L'ultima modifica è del 30 giugno 2010 alle ore 08:04.
Il pezzo di Roberto Perotti sul Sole del 17 giugno dal titolo «Lo spettro del debito spaventa i mercati» mi ha fatto tornare in mente il compianto Franco Modigliani, e il teorema che porta il suo nome (e quello di Merton Miller). In soldoni: il valore di un' impresa aumenta al valore del suo indebitamento, fino al limite del... dissesto. Modigliani e Miller non ci hanno purtroppo tramandato una formula per calcolare quando il dissesto sta per essere raggiunto.
Il buon senso ci suggerisce: quando l'impresa non è più in grado, attraverso i flussi di cassa generati, di rimborsare i debiti. A un esame più approfondito risultano chiare le due motivazioni del teorema: da un lato grazie al debito l'impresa può fare o anticipare investimenti che con mezzi propri non potrebbe effettuare, accelerandone la crescita, dall'altro il costo degli interessi, essendo deducibile dal reddito, viene in parte sostenuto dallo stato. Entrambi i fattori ne aumentano il valore.
Il teorema si applica anche agli stati? Sì, in parte. Non pagando (ma incassando) imposte, lo stato non può dedurre il costo degli interessi. Solo l'altra parte è applicabile: grazie al debito lo stato può anticipare investimenti che, se produttivi, generano sia una immediata (per l'investimento in sé) che una differita (per l'indiretto effetto sulle imprese) crescita o maggior crescita del Pil.
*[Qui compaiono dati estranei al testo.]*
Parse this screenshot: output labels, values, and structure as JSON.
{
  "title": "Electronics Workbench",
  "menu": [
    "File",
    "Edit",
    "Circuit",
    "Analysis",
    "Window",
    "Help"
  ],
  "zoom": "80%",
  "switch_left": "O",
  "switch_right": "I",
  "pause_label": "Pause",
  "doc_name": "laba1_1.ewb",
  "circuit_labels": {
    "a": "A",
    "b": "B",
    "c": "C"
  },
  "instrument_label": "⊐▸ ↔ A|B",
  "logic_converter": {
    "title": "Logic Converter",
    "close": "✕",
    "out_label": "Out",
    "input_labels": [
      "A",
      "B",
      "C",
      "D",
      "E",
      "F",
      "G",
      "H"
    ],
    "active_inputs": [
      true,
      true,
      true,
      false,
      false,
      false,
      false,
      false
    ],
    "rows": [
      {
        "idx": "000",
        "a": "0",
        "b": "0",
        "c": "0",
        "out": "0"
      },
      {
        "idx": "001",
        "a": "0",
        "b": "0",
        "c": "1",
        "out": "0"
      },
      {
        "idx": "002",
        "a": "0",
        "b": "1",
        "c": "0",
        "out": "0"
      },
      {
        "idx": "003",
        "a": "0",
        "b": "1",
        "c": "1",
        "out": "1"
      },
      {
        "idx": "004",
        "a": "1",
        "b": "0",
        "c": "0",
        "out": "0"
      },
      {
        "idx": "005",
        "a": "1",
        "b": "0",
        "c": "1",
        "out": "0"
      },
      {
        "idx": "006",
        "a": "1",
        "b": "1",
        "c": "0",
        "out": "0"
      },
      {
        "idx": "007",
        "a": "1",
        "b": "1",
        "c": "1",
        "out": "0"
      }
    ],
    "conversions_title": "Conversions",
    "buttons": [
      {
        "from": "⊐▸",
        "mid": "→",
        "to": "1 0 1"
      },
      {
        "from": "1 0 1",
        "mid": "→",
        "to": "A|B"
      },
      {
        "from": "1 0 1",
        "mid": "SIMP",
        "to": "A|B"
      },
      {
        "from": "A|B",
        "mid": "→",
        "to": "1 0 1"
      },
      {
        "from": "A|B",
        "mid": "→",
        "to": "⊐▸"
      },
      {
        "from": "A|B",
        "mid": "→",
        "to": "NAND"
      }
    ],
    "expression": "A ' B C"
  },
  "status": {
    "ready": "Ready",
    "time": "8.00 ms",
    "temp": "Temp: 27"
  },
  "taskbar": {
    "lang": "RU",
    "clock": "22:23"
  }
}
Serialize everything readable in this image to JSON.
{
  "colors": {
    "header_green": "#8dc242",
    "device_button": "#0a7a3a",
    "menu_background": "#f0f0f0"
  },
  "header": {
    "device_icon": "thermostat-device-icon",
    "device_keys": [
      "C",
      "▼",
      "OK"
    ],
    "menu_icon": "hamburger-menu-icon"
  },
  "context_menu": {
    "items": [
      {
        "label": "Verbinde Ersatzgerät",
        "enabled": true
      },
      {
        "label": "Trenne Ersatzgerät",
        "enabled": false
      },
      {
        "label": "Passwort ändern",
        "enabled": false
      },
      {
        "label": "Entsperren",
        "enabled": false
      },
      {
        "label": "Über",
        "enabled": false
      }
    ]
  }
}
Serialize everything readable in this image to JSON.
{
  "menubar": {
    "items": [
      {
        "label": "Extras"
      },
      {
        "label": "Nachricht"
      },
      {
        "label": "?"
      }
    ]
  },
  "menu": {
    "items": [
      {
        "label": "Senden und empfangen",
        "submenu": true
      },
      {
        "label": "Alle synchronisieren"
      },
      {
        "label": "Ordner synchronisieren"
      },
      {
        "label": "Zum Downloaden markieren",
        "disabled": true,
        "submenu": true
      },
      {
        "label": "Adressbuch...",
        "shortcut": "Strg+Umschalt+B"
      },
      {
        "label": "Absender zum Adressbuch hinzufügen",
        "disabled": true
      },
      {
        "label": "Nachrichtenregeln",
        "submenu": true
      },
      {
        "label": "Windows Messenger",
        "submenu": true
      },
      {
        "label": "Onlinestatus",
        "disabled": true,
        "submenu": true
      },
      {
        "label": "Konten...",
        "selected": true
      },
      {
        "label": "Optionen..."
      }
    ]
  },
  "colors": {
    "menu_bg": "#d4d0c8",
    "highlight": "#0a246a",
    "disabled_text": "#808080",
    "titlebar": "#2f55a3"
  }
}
Essendo gli stati grandi e forti, finora l'ipotesi del dissesto è sembrata improbabile. Ma se guardiamo ai conti pubblici di molti paesi nell'ultimo decennio, scopriamo che il loro debito si è progressivamente avvicinato al Pil; se poi aggiungiamo il debito di famiglie, imprese e banche superiamo il 300% nei casi migliori (fra i quali rientra, con sorpresa, l'Italia) e perfino il 500% nei casi peggiori, come Gran Bretagna e Usa. Va ovviamente valutata sia la qualità del debito, ovvero la capacità dello stato di rimborsarlo, che la qualità degli impieghi, ovvero il contributo che gli investimenti e la spesa finanziati daranno alla crescita futura. La crescita dei paesi europei negli ultimi anni, alquanto modesta, suggerisce che la qualità degli investimenti fosse altrettanto modesta.